At the end of May it was reported that the Oregon State Legislature had appointed a special bipartisan panel (consisting of 10 lawmakers and various stakeholder groups, including local governments and the Oregon Trial Lawyers Association) to examine Oregon’s tort laws and propose reforms. Among the issues the panel is expected to tackle are questions of separating medical malpractice from other claims, adjusting award caps for inflation, economic versus non-economic damages, and establishing a procedural mechanism for challenging caps.

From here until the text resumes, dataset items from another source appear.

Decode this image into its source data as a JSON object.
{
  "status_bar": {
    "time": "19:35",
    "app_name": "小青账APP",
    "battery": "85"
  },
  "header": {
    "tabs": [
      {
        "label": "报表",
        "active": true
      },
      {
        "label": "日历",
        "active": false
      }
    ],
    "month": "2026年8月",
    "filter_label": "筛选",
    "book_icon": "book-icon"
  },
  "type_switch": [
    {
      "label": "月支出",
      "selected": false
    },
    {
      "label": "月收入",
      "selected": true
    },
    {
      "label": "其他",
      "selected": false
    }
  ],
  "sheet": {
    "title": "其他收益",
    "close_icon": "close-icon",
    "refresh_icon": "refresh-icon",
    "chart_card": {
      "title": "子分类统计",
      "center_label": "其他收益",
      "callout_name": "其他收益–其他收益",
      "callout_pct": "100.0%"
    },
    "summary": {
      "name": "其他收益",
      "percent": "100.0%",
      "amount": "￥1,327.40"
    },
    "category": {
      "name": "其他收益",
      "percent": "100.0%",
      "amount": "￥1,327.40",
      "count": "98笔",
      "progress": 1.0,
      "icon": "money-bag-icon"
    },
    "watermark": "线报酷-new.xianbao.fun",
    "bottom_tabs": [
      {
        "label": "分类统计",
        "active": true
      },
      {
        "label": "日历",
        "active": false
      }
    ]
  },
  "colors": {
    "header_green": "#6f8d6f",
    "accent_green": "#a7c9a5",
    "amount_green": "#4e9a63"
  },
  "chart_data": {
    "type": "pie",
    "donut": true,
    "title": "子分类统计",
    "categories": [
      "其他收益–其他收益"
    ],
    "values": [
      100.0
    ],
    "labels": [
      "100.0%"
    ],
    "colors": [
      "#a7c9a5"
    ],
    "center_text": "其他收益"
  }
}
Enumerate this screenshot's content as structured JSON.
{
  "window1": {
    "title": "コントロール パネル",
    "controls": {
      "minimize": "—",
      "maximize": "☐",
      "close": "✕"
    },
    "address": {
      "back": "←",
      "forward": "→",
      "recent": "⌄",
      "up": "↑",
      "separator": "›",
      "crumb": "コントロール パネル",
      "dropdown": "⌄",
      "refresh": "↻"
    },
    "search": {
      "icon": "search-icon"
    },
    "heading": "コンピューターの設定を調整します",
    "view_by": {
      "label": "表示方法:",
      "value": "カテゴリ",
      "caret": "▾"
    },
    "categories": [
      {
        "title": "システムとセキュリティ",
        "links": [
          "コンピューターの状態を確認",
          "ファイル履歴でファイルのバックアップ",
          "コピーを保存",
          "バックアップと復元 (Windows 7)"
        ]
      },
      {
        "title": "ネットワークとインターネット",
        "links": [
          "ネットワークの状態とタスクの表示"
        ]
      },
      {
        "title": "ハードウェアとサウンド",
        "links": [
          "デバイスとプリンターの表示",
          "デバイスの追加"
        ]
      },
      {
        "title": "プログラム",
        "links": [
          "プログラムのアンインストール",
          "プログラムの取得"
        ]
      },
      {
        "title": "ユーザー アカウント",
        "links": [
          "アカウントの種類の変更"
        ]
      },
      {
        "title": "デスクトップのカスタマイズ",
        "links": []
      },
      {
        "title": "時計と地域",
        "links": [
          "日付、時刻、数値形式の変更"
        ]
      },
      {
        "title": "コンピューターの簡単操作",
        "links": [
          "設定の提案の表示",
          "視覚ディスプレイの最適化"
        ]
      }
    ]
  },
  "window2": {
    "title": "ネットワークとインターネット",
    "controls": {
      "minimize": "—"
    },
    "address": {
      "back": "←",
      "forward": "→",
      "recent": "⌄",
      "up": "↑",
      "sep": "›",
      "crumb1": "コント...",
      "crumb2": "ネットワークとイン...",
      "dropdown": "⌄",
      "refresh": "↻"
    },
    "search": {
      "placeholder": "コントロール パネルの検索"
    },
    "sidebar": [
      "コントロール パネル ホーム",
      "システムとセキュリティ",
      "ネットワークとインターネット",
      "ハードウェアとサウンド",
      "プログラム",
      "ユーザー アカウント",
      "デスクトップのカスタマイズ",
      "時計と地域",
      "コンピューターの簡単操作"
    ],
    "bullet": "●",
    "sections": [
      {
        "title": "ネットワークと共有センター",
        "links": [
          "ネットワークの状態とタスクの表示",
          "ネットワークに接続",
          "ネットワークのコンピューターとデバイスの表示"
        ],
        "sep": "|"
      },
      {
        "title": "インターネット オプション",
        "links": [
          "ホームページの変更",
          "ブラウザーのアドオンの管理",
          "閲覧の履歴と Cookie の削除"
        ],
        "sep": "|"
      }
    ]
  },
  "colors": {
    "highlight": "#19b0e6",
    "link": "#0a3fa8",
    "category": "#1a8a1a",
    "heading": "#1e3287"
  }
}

In particular, the panel is also expected to propose a legislative response to the December 2007 decision in Clarke v. Oregon Health Sciences University, in which the Oregon Supreme Court ruled that while the defendant (“OHSU”), a major public teaching hospital in Portland, was protected by the statutory liability cap of $200,000 in medical malpractice cases, the cap did not extend to employees of the hospital. Since another state law requires public institutions to pay damages won against their employees, the decision effectively nullified the cap (in Clarke, the damages alleged exceeded $17 million).
Describing the objectives of the legislative panel in light of Clarke, State Senator Suzanne Bonamici explained: “We need to protect the rights of people who are injured, but at the same time address the concerns of the governmental entities that are not only facing economic hardship but also accustomed to having some amount of protection from the tort claim statute.”